Had the convention, under all these impressions, and in the midst of all
these considerations, instead of exercising a manly confidence in their
country, by whose confidence they had been so peculiarly distinguished,
and of pointing out a system capable, in their judgment, of securing
its happiness, taken the cold and sullen resolution of disappointing
its ardent hopes, of sacrificing substance to forms, of committing the
dearest interests of their country to the uncertainties of delay and
the hazard of events, let me ask the man who can raise his mind to one
elevated conception, who can awaken in his bosom one patriotic emotion,
what judgment ought to have been pronounced by the impartial world, by
the friends of mankind, by every virtuous citizen, on the conduct and
character of this assembly? Or if there be a man whose propensity to
condemn is susceptible of no control, let me then ask what sentence he
has in reserve for the twelve States who USURPED THE POWER of
sending deputies to the convention, a body utterly unknown to their
constitutions; for Congress, who recommended the appointment of this
body, equally unknown to the Confederation; and for the State of New
York, in particular, which first urged and then complied with this
unauthorized interposition?
But that the objectors may be disarmed of every pretext, it shall be
granted for a moment that the convention were neither authorized
by their commission, nor justified by circumstances in proposing a
Constitution for their country: does it follow that the Constitution
ought, for that reason alone, to be rejected?

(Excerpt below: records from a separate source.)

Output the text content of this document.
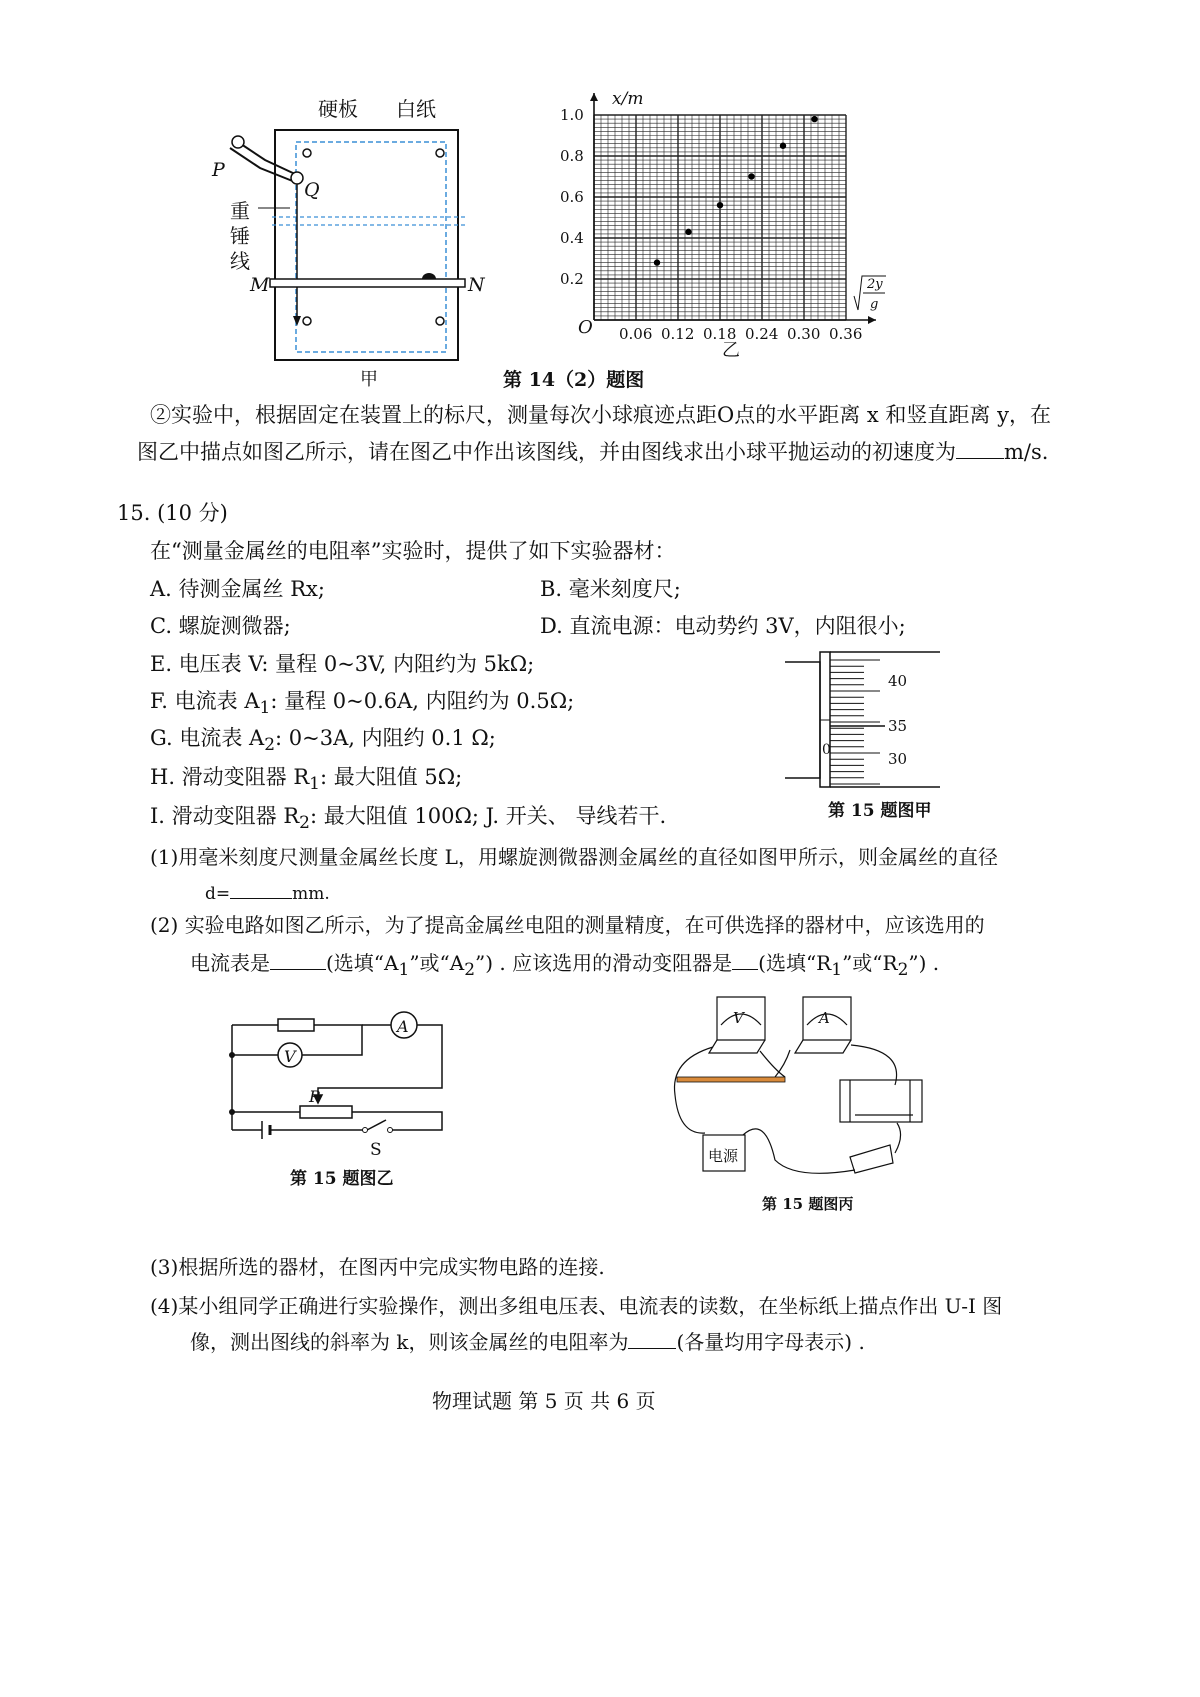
硬板 白纸
P
Q
M	N
重
锤
线
甲
0.06 0.12 0.18 0.24 0.30 0.36
0.2
0.4
0.6
0.8
1.0
x/m
O
2y
g
第 14（2）题图
乙
②实验中，根据固定在装置上的标尺，测量每次小球痕迹点距O点的水平距离 x 和竖直距离 y，在
图乙中描点如图乙所示，请在图乙中作出该图线，并由图线求出小球平抛运动的初速度为 m/s.
15. (10 分)
在“测量金属丝的电阻率”实验时，提供了如下实验器材：
A. 待测金属丝 Rx;	B. 毫米刻度尺;
C. 螺旋测微器;	D. 直流电源：电动势约 3V，内阻很小;
E. 电压表 V: 量程 0~3V, 内阻约为 5kΩ;
F. 电流表 $A_1$: 量程 0~0.6A, 内阻约为 0.5Ω;
G. 电流表 $A_2$: 0~3A, 内阻约 0.1 Ω;
H. 滑动变阻器 $R_1$: 最大阻值 5Ω;
I. 滑动变阻器 $R_2$: 最大阻值 100Ω; J. 开关、 导线若干.
40
35
30
0
第 15 题图甲
(1)用毫米刻度尺测量金属丝长度 L，用螺旋测微器测金属丝的直径如图甲所示，则金属丝的直径
d=	mm.
(2) 实验电路如图乙所示，为了提高金属丝电阻的测量精度，在可供选择的器材中，应该选用的
电流表是	(选填“$A_1$”或“$A_2$”) . 应该选用的滑动变阻器是 (选填“$R_1$”或“$R_2$”) .
V
A
P
S
第 15 题图乙
V	A
电源
第 15 题图丙
(3)根据所选的器材，在图丙中完成实物电路的连接.
(4)某小组同学正确进行实验操作，测出多组电压表、电流表的读数，在坐标纸上描点作出 U-I 图
像，测出图线的斜率为 k，则该金属丝的电阻率为 (各量均用字母表示) .
物理试题 第 5 页 共 6 页
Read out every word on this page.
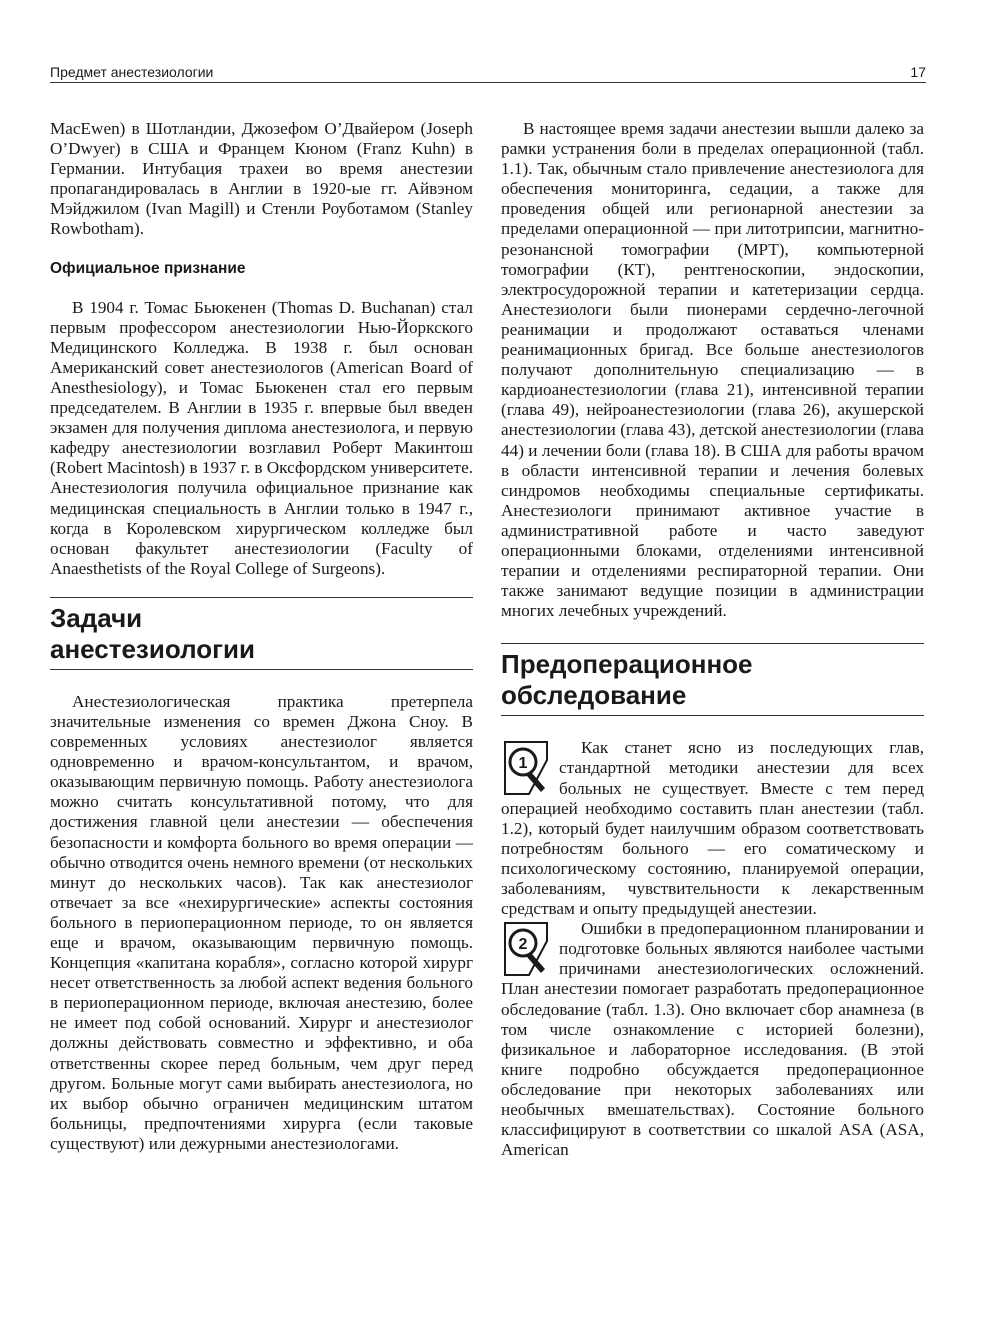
Предмет анестезиологии	17

MacEwen) в Шотландии, Джозефом О’Двайером (Joseph O’Dwyer) в США и Францем Кюном (Franz Kuhn) в Германии. Интубация трахеи во время анестезии пропагандировалась в Англии в 1920-ые гг. Айвэном Мэйджилом (Ivan Magill) и Стенли Роуботамом (Stanley Rowbotham).

Официальное признание

В 1904 г. Томас Бьюкенен (Thomas D. Buchanan) стал первым профессором анестезиологии Нью-Йоркского Медицинского Колледжа. В 1938 г. был основан Американский совет анестезиологов (American Board of Anesthesiology), и Томас Бьюкенен стал его первым председателем. В Англии в 1935 г. впервые был введен экзамен для получения диплома анестезиолога, и первую кафедру анестезиологии возглавил Роберт Макинтош (Robert Macintosh) в 1937 г. в Оксфордском университете. Анестезиология получила официальное признание как медицинская специальность в Англии только в 1947 г., когда в Королевском хирургическом колледже был основан факультет анестезиологии (Faculty of Anaesthetists of the Royal College of Surgeons).

Задачи
анестезиологии

Анестезиологическая практика претерпела значительные изменения со времен Джона Сноу. В современных условиях анестезиолог является одновременно и врачом-консультантом, и врачом, оказывающим первичную помощь. Работу анестезиолога можно считать консультативной потому, что для достижения главной цели анестезии — обеспечения безопасности и комфорта больного во время операции — обычно отводится очень немного времени (от нескольких минут до нескольких часов). Так как анестезиолог отвечает за все «нехирургические» аспекты состояния больного в периоперационном периоде, то он является еще и врачом, оказывающим первичную помощь. Концепция «капитана корабля», согласно которой хирург несет ответственность за любой аспект ведения больного в периоперационном периоде, включая анестезию, более не имеет под собой оснований. Хирург и анестезиолог должны действовать совместно и эффективно, и оба ответственны скорее перед больным, чем друг перед другом. Больные могут сами выбирать анестезиолога, но их выбор обычно ограничен медицинским штатом больницы, предпочтениями хирурга (если таковые существуют) или дежурными анестезиологами.

В настоящее время задачи анестезии вышли далеко за рамки устранения боли в пределах операционной (табл. 1.1). Так, обычным стало привлечение анестезиолога для обеспечения мониторинга, седации, а также для проведения общей или регионарной анестезии за пределами операционной — при литотрипсии, магнитно-резонансной томографии (МРТ), компьютерной томографии (КТ), рентгеноскопии, эндоскопии, электросудорожной терапии и катетеризации сердца. Анестезиологи были пионерами сердечно-легочной реанимации и продолжают оставаться членами реанимационных бригад. Все больше анестезиологов получают дополнительную специализацию — в кардиоанестезиологии (глава 21), интенсивной терапии (глава 49), нейроанестезиологии (глава 26), акушерской анестезиологии (глава 43), детской анестезиологии (глава 44) и лечении боли (глава 18). В США для работы врачом в области интенсивной терапии и лечения болевых синдромов необходимы специальные сертификаты. Анестезиологи принимают активное участие в административной работе и часто заведуют операционными блоками, отделениями интенсивной терапии и отделениями респираторной терапии. Они также занимают ведущие позиции в администрации многих лечебных учреждений.

Предоперационное
обследование

1
Как станет ясно из последующих глав, стандартной методики анестезии для всех больных не существует. Вместе с тем перед операцией необходимо составить план анестезии (табл. 1.2), который будет наилучшим образом соответствовать потребностям больного — его соматическому и психологическому состоянию, планируемой операции, заболеваниям, чувствительности к лекарственным средствам и опыту предыдущей анестезии.

2
Ошибки в предоперационном планировании и подготовке больных являются наиболее частыми причинами анестезиологических осложнений. План анестезии помогает разработать предоперационное обследование (табл. 1.3). Оно включает сбор анамнеза (в том числе ознакомление с историей болезни), физикальное и лабораторное исследования. (В этой книге подробно обсуждается предоперационное обследование при некоторых заболеваниях или необычных вмешательствах). Состояние больного классифицируют в соответствии со шкалой ASA (ASA, American
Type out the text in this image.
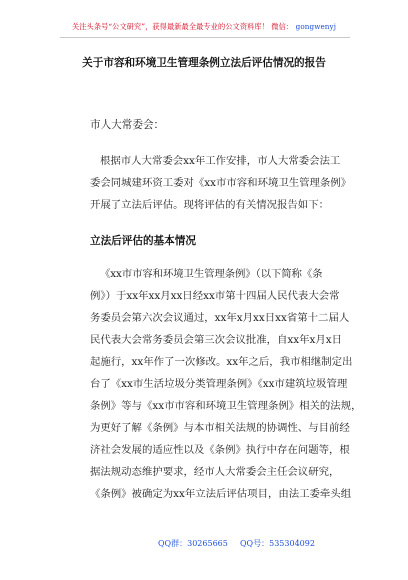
关注头条号“公文研究”，获得最新最全最专业的公文资料库！ 微信： gongwenyj
关于市容和环境卫生管理条例立法后评估情况的报告
市人大常委会：
根据市人大常委会xx年工作安排，市人大常委会法工
委会同城建环资工委对《xx市市容和环境卫生管理条例》
开展了立法后评估。现将评估的有关情况报告如下：
立法后评估的基本情况
《xx市市容和环境卫生管理条例》（以下简称《条
例》）于xx年xx月xx日经xx市第十四届人民代表大会常
务委员会第六次会议通过，xx年x月xx日xx省第十二届人
民代表大会常务委员会第三次会议批准，自xx年x月x日
起施行，xx年作了一次修改。xx年之后，我市相继制定出
台了《xx市生活垃圾分类管理条例》《xx市建筑垃圾管理
条例》等与《xx市市容和环境卫生管理条例》相关的法规，
为更好了解《条例》与本市相关法规的协调性、与目前经
济社会发展的适应性以及《条例》执行中存在问题等，根
据法规动态维护要求，经市人大常委会主任会议研究，
《条例》被确定为xx年立法后评估项目，由法工委牵头组
QQ群：30265665 QQ号：535304092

If, according to the noble
precept, it be lawful to accept good advice even from an enemy, shall we
set the ignoble example of refusing such advice even when it is offered
by our friends? The prudent inquiry, in all cases, ought surely to be,
not so much FROM WHOM the advice comes, as whether the advice be GOOD.
The sum of what has been here advanced and proved is, that the charge
against the convention of exceeding their powers, except in one instance
little urged by the objectors, has no foundation to support it; that
if they had exceeded their powers, they were not only warranted,
but required, as the confidential servants of their country, by the
circumstances in which they were placed, to exercise the liberty which
they assume; and that finally, if they had violated both their
powers and their obligations, in proposing a Constitution, this ought
nevertheless to be embraced, if it be calculated to accomplish the views
and happiness of the people of America. How far this character is due to
the Constitution, is the subject under investigation.